Wednesday, 1 July 2015

The Girls


 

We've been called many things: freaks, horrors, monsters, devils, witches, retards, wonders, marvels. To most, we're a curiosity. In small-town Leaford, where we live and work, we're just “The Girls”.

 


Rose and Ruby Darlen are 29, and the world's oldest surviving craniopagus (conjoined at the head) twins. When an aneurysm in Rose's brain provides the sisters with a deadline, Rose decides to finally write her autobiography, and although Ruby has never been interested in writing, she is cajoled into a penning a few chapters herself. The Girls is the fictionalised memoir that results.

Born during a once-in-a-generation tornado to a teen Mom who immediately disappears, the girls are adopted by the nurse who attended their birth, Aunt Lovey, and her larger-than-life immigrant husband, Uncle Stash. Although technically identical twins, the sisters are a study in contrasts: Rose is tall and fully formed, but due to a stretching effect where her head meets Ruby's, her “features are misshapen and frankly grotesque”. Ruby has a beautiful face but stunted legs and club feet, resulting in her spending her entire life clinging to Rose's neck and waist like a carried child. Rose loves writing and watching sports, while Ruby likes trashy TV and searching for Native artefacts in the fields of the family farm. Since their faces are turned slightly away from one another, they can only talk face-to-face with a series of mirrors, and their differing perspectives are evident in everything they write about.

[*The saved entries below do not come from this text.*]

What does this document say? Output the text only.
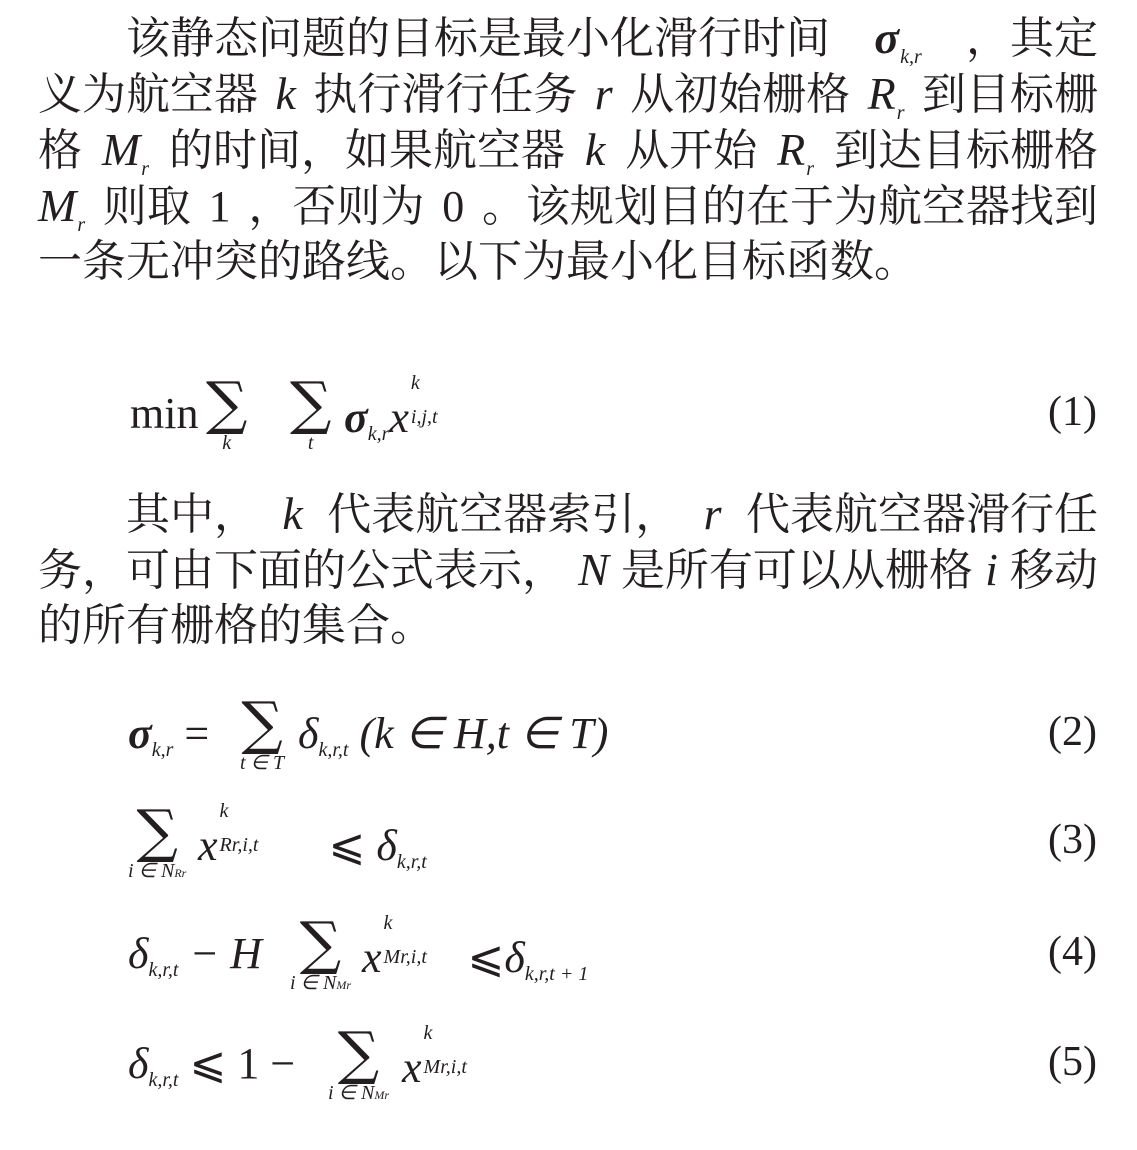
该静态问题的目标是最小化滑行时间 $\sigma_{k,r}$ ，其定
义为航空器 k 执行滑行任务 r 从初始栅格 $R_r$ 到目标栅
格 $M_r$ 的时间，如果航空器 k 从开始 $R_r$ 到达目标栅格
$M_r$ 则取 1 ，否则为 0 。该规划目的在于为航空器找到
一条无冲突的路线。以下为最小化目标函数。
min ∑
k
∑
t
σk,rx
k
i,j,t	(1)
其中， k 代表航空器索引， r 代表航空器滑行任
务，可由下面的公式表示， N 是所有可以从栅格 i 移动
的所有栅格的集合。
σk,r = ∑
t ∈ T
δk,r,t (k ∈ H,t ∈ T)	(2)
∑
i ∈ NRr
x
k
Rr,i,t ⩽ δk,r,t	(3)
δk,r,t − H ∑
i ∈ NMr
x
k
Mr,i,t ⩽δk,r,t + 1	(4)
δk,r,t ⩽ 1 − ∑
i ∈ NMr
x
k
Mr,i,t	(5)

And that's the most interesting part of this book – the format. Rose – who has always processed her experiences through writing poems and short stories – begins like this:

I have never looked into my sister's eyes. I have never bathed alone. I have never stood in the grass at night and raised my arms to a beguiling moon. I've never used an airplane bathroom. Or worn a hat. Or been kissed like that. I've never driven a car. Or slept through the night. Never a private talk. Or solo walk. I've never climbed a tree. Or faded into a crowd. So many things I've never done, but oh, how I've been loved. And, if such things were to be, I'd live a thousand lives as me, to be loved so exponentially.
On the other hand, Ruby doesn't think of herself as a writer, so her voice is chatty and unpolished. At one point she even says, “I hate when Rose talks the way she writes. She can sound so pretentious.” Both sisters – who have agreed not to show each other what they're writing until the project is finished – muse about the nature of memoirs and try to guess what the other is focussing on. It was always interesting to read their different perspectives on the same events and funny to imagine Ruby trying to plan a surprise party for Rose for their upcoming 30th birthday. There are many, many anecdotes (spanning generations) captured in these pages – with Rose trying to form them into a story arc and Ruby writing mainly in the present – and all together, it paints a portrait of extraordinary people who have lived ordinary (and more than you'd think, separate) lives, complete with the worrying about aging parents, yearning for romantic love, and searching for a way to leave a mark on the world that we all experience.

By the end of The Girls, with the mounting ill effects of the aneurysm affecting their ability to write and otherwise get around, the book becomes more introspective; whereas at first Rose was anxious to finish a polished and publishable manuscript, in the end, she accepted that creating art for its own sake is oftentimes enough. After rereading her beginning paragraph, Rose amends:

I have never looked into my sister's eyes, but I've seen inside her soul. I have never worn a hat, but I have been kissed like that. I have never raised both arms at once, but the moon beguiled me still. Sleep is for suckers. I like the bus just fine. And though I've never climbed a tree, I've scaled a mountain, and that's a hell of a thing.
Author Lori Lansens pulled off a tricky effect here: the reader empathises with the twins without ever feeling sorry for them; they are real – and separate – women, simply trying to record their lives (and the lives of those they've loved) as the aneurysm ticks away. And if an autobiography of conjoined twins isn't interesting enough, the differing points of view, divergent memories, and the insight into the writing process elevates this book to the literary. I thoroughly enjoyed The Girls.




I got an email from the library last week, saying that since I was in their literature course last summer, I might be interested in a similar upcoming event: They are bringing in a professor to lead a discussion about a series of Canadian books (many of which I've already read) in the hopes that the participants would eventually create their own little reading group along the same lines, using library facilities as they choose. I was interested until I googled the part of the email I didn't understand: Third Age Learning. As that apparently means "for senior citizens", that isn't for me -- yet -- but it did prompt me to pick up this book. Too bad I'll never know what the Lit Prof has to say about it.